Hay un factor extraordinariamente activo en la cultura hoy dominante que dificulta grandemente el que se comprenda, sienta y acepte la necesidad de la salvación, incluso en el interior de la Iglesia: el desconocimiento o -el no reconocimiento- de la causa última del mal que aflige al hombre en su peregrinar por este mundo, acompañado siempre por la pesadilla de la muerte; o, con otras palabras, la moda social de ignorar cuales son sus raíces más íntimas que no son otras que las de su pecado. Mientras que no se quiera admitir que la naturaleza verdadera del mal del hombre pertenece al orden de las realidades morales, espirituales y teológicas, no habrá salida para él, que, por otro lado, suspira por la vida y se afana por la felicidad. Al hombre contemporáneo parece costarle mucho más que al de otras épocas el admitir clara y sinceramente que la historia de sus males comienza con la ruptura primera con Dios y que se prolonga en el presente -y proseguirá así en el futuro- con su negativa persistente a dejarse reconciliar por El y con El, incluso cuando viene a su encuentro en el modo y momento entrañablemente cercano e inefable del envío del su Hijo Unigénito en carne humana, asumiendo la forma del humilde siervo que da la vida por sus hermanos. El rechazo de Cristo eleva hasta unos límites de suma gravedad las culpas de los pueblos de la tierraantes de su venida y las del mismo Pueblo elegido de Israel, recordadas tantas veces por sus profetas.
He aquí pues la tarea espiritual y pastoral, primera y urgente, para este Adviento que hoy inauguramos con espíritu de oración y de penitencia, inmersos ya en el examen de conciencia personal y comunitario que late en la fase preparatoria del TercerSínodo Diocesano de Madrid: despertar y purificar nuestra conciencia, confesando que somos pecadores sin hipocresías y, sobre todo, sin el orgullo de pretender superar nuestros pecados con solo nuestras fuerzas, antes bien esperando confiada y gozosamente al Salvador, a Cristo, el Señor y corriendo a su encuentro.
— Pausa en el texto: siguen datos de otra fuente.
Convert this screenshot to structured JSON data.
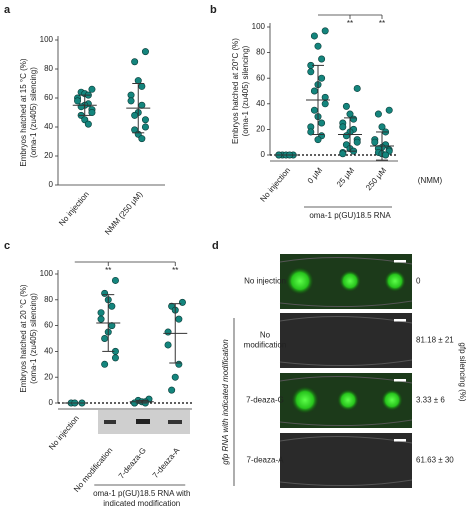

Sólo así podremos hablar al hombre y hermano que tenemos al lado con la verdad que no engaña ni defrauda; podremos hablarle de laesperanza, de la esperanza ya firme que sabe estar y mantenerse en vela sin miedo al futuro, con el acierto del que ha encontrado la luz para el día a día de la vida; acierto garantizado por la buena noticia del Señor que se acerca a todos los tiempos y lugares donde el hombre construye su historia y se juega su destino temporal y eterno.
Recurramos a María, que nos lo ha traído y trae constantemente con amor maternal, y el nuevo y feliz encuentro con el Hijo, Jesús, se logrará.
¡Un santo, piadoso y esperanzado tiempo de Adviento!